A new comparison study showed that among polycythemia vera patients who were resistant or intolerant to hydroxyurea, those treated with ruxolitinib (Jakavi) had a significantly reduced risk of thrombosis and death compared to those who received best available therapy. The study findings are based on a comparison of patients in the phase III RESPONSE clinical trial and the real-world Spanish Grupo Español de Enfermedades Mieloproliferativas Crónicas Filadelfia Negativas (GEMFIN) patient registry. The new findings were presented by Alvarez-Larran et al at the 23rd Annual Congress of the European Hematology Association (EHA) (Abstract PF628).

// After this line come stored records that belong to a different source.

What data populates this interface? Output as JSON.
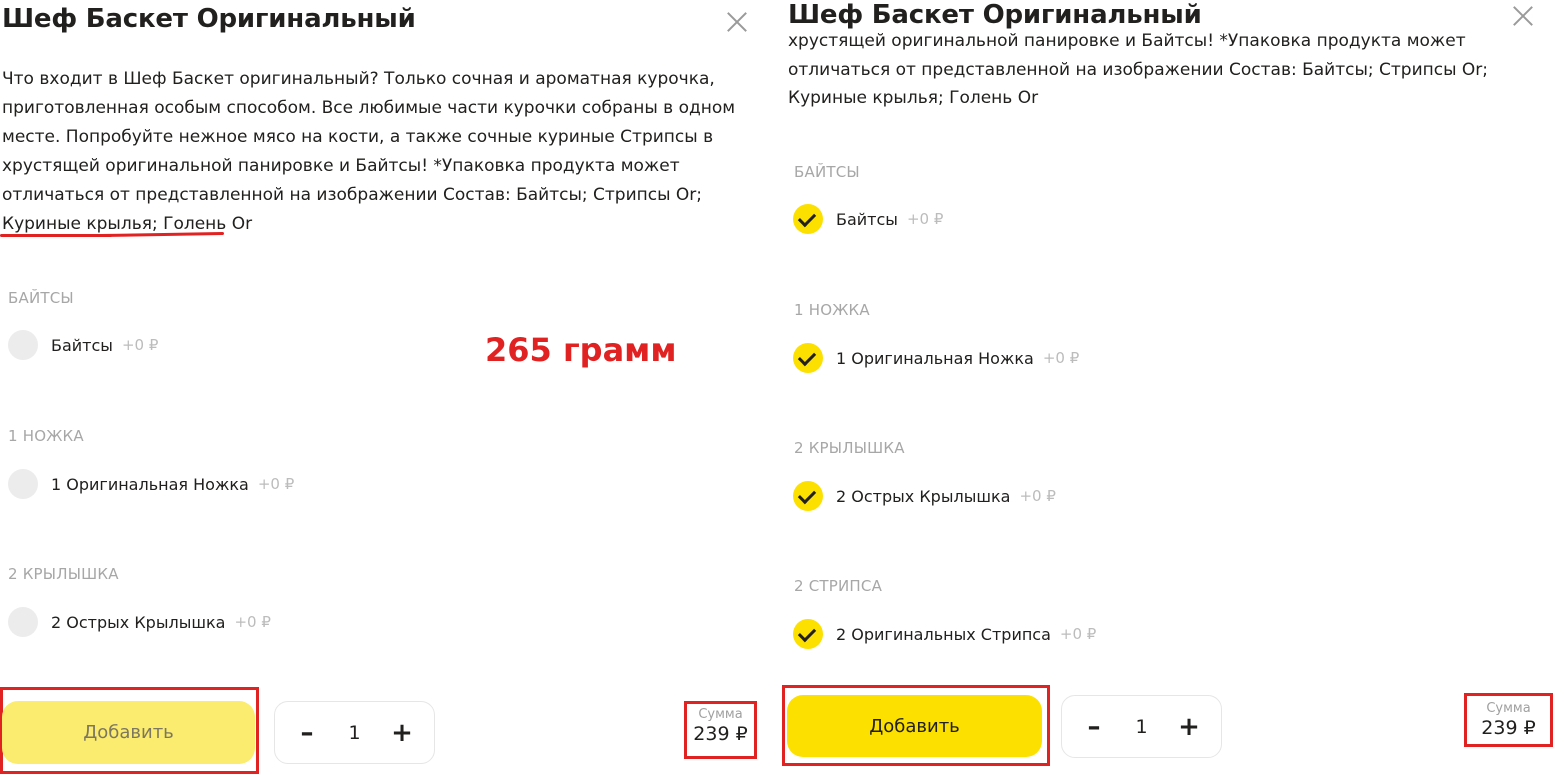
{
  "left": {
    "title": "Шеф Баскет Оригинальный",
    "description_lines": [
      "Что входит в Шеф Баскет оригинальный? Только сочная и ароматная курочка,",
      "приготовленная особым способом. Все любимые части курочки собраны в одном",
      "месте. Попробуйте нежное мясо на кости, а также сочные куриные Стрипсы в",
      "хрустящей оригинальной панировке и Байтсы! *Упаковка продукта может",
      "отличаться от представленной на изображении Состав: Байтсы; Стрипсы Or;",
      "Куриные крылья; Голень Or"
    ],
    "groups": [
      {
        "label": "БАЙТСЫ",
        "option": "Байтсы",
        "price": "+0 ₽",
        "checked": false
      },
      {
        "label": "1 НОЖКА",
        "option": "1 Оригинальная Ножка",
        "price": "+0 ₽",
        "checked": false
      },
      {
        "label": "2 КРЫЛЫШКА",
        "option": "2 Острых Крылышка",
        "price": "+0 ₽",
        "checked": false
      }
    ],
    "annotation_grams": "265 грамм",
    "add_button": "Добавить",
    "quantity": "1",
    "minus": "–",
    "plus": "+",
    "sum_label": "Сумма",
    "sum_value": "239 ₽"
  },
  "right": {
    "title": "Шеф Баскет Оригинальный",
    "description_lines": [
      "хрустящей оригинальной панировке и Байтсы! *Упаковка продукта может",
      "отличаться от представленной на изображении Состав: Байтсы; Стрипсы Or;",
      "Куриные крылья; Голень Or"
    ],
    "groups": [
      {
        "label": "БАЙТСЫ",
        "option": "Байтсы",
        "price": "+0 ₽",
        "checked": true
      },
      {
        "label": "1 НОЖКА",
        "option": "1 Оригинальная Ножка",
        "price": "+0 ₽",
        "checked": true
      },
      {
        "label": "2 КРЫЛЫШКА",
        "option": "2 Острых Крылышка",
        "price": "+0 ₽",
        "checked": true
      },
      {
        "label": "2 СТРИПСА",
        "option": "2 Оригинальных Стрипса",
        "price": "+0 ₽",
        "checked": true
      }
    ],
    "add_button": "Добавить",
    "quantity": "1",
    "minus": "–",
    "plus": "+",
    "sum_label": "Сумма",
    "sum_value": "239 ₽"
  },
  "colors": {
    "accent_yellow": "#fce000",
    "disabled_yellow": "#fbeb6e",
    "annotation_red": "#e02222",
    "muted_text": "#a7a7a7"
  }
}
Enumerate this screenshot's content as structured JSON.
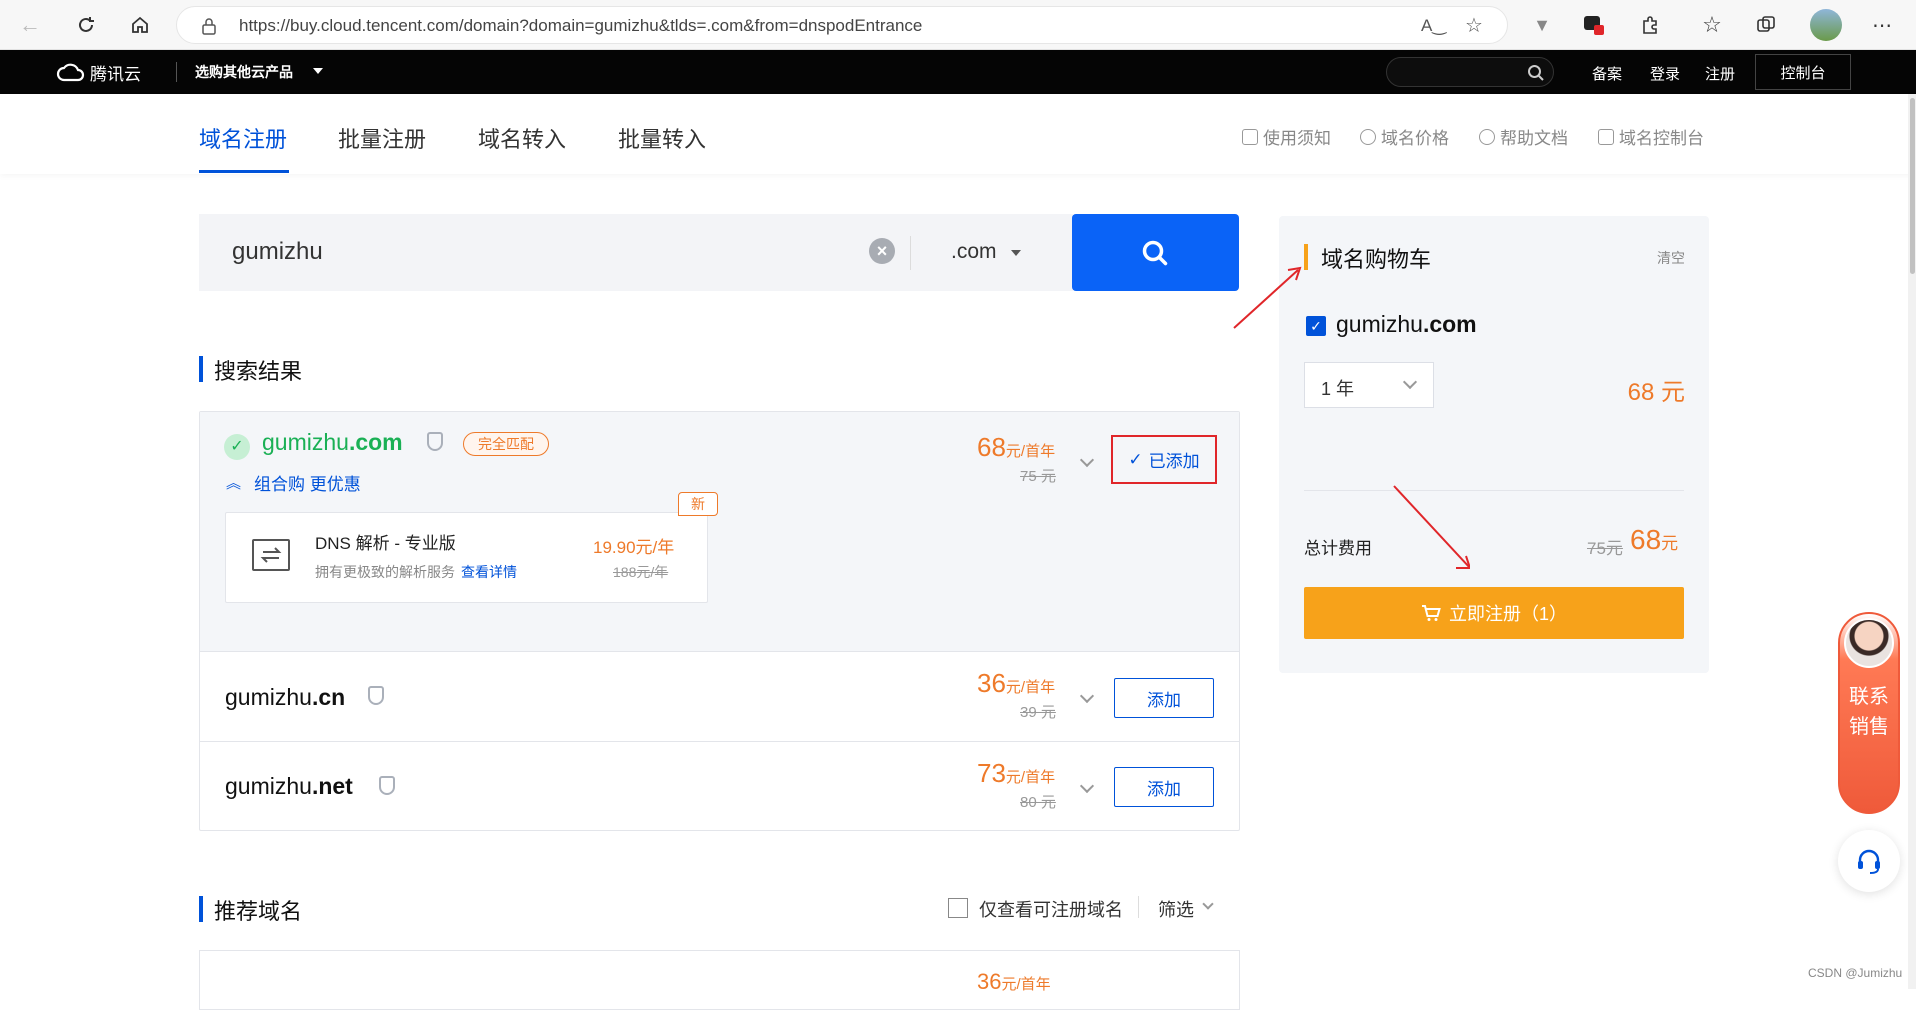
{
  "browser": {
    "url": "https://buy.cloud.tencent.com/domain?domain=gumizhu&tlds=.com&from=dnspodEntrance"
  },
  "topbar": {
    "logo_text": "腾讯云",
    "products_label": "选购其他云产品",
    "links": [
      "备案",
      "登录",
      "注册"
    ],
    "console_label": "控制台"
  },
  "tabs": [
    "域名注册",
    "批量注册",
    "域名转入",
    "批量转入"
  ],
  "help_links": [
    "使用须知",
    "域名价格",
    "帮助文档",
    "域名控制台"
  ],
  "search": {
    "value": "gumizhu",
    "tld": ".com"
  },
  "results": {
    "title": "搜索结果",
    "primary": {
      "name": "gumizhu",
      "tld": ".com",
      "badge": "完全匹配",
      "combo_label": "组合购 更优惠",
      "price": "68",
      "price_unit": "元/首年",
      "orig_price": "75 元",
      "added_label": "已添加"
    },
    "dns_addon": {
      "badge": "新",
      "title": "DNS 解析 - 专业版",
      "desc": "拥有更极致的解析服务",
      "link": "查看详情",
      "price": "19.90元/年",
      "orig_price": "188元/年"
    },
    "rows": [
      {
        "name": "gumizhu",
        "tld": ".cn",
        "price": "36",
        "price_unit": "元/首年",
        "orig_price": "39 元",
        "button": "添加"
      },
      {
        "name": "gumizhu",
        "tld": ".net",
        "price": "73",
        "price_unit": "元/首年",
        "orig_price": "80 元",
        "button": "添加"
      }
    ]
  },
  "recommend": {
    "title": "推荐域名",
    "filter_label": "仅查看可注册域名",
    "filter_button": "筛选",
    "first_price": "36",
    "first_price_unit": "元/首年"
  },
  "cart": {
    "title": "域名购物车",
    "clear": "清空",
    "domain_name": "gumizhu",
    "domain_tld": ".com",
    "period": "1 年",
    "item_price": "68 元",
    "total_label": "总计费用",
    "total_orig": "75元",
    "total_price": "68",
    "total_unit": "元",
    "register_label": "立即注册（1）"
  },
  "float": {
    "sales_label": "联系销售"
  },
  "watermark": "CSDN @Jumizhu",
  "colors": {
    "brand_blue": "#0052d9",
    "price_orange": "#ee7a2a",
    "cart_button": "#f7a21a",
    "highlight_red": "#e0262a",
    "success_green": "#1ab055"
  }
}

“When you can complement clinical trial data with real-world experiences, it can provide valuable insight into how treatments affect patients in their day-to-day lives,” said lead study investigator Alberto Alvarez-Larran, MD, of the Hematology Department, Hospital Clinic, Barcelona. “This latest research supports the use of ruxolitinib to help people with polycythemia vera gain better control of their disease when hydroxyurea is not an option.”

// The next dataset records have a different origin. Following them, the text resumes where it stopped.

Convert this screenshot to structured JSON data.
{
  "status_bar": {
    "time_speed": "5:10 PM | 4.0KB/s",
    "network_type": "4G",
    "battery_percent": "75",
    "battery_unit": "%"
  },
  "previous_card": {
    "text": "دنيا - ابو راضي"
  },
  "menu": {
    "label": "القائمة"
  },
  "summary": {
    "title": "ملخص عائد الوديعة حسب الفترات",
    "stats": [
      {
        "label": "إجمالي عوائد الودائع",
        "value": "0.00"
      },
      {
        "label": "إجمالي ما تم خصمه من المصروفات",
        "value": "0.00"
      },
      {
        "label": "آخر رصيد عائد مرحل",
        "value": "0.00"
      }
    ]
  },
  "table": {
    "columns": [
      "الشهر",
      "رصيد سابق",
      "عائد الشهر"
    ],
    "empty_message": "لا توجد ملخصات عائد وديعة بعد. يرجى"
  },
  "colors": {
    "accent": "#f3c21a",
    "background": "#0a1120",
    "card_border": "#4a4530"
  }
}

The current study compared overall survival and thrombosis rates using data from patients treated in the ruxolitinib arm of the previously reported RESPONSE trial and patients treated in a real-world setting with best available therapy from the GEMFIN registry.
In the RESPONSE trial, the high rate of crossover from best available therapy to ruxolitinib precluded the comparison of overall survival and thrombosis rates. RESPONSE was a global, open-label study that included patients with polycythemia vera resistant or intolerant to hydroxyurea, who were randomly assigned 1:1 to receive either ruxolitinib (at a starting dose of 10 mg twice daily) or best available therapy, which was defined as investigator-selected monotherapy or observation only.
The GEMFIN registry patients in the real-world best-available-therapy group had resistance or intolerance to hydroxyurea according to modified European Leukemia Net criteria and received hydroxyurea (44%), busulfan (10%), radioactive phosphorus (2%), interferon (6%), anagrelide (12%), other therapy (11%), or no cytoreductive therapy (26%). Some patients were treated with multiple therapies.
In the GEMFIN study, patients treated with ruxolitinib had a significantly prolonged overall survival (hazard ratio [HR] = 0.28, 95% confidence interval [CI] = 0.11–0.72) and a lower risk of blood clots (HR = 0.21, 95% CI = 0.06–0.76]) compared to real-world patients treated with best available therapy.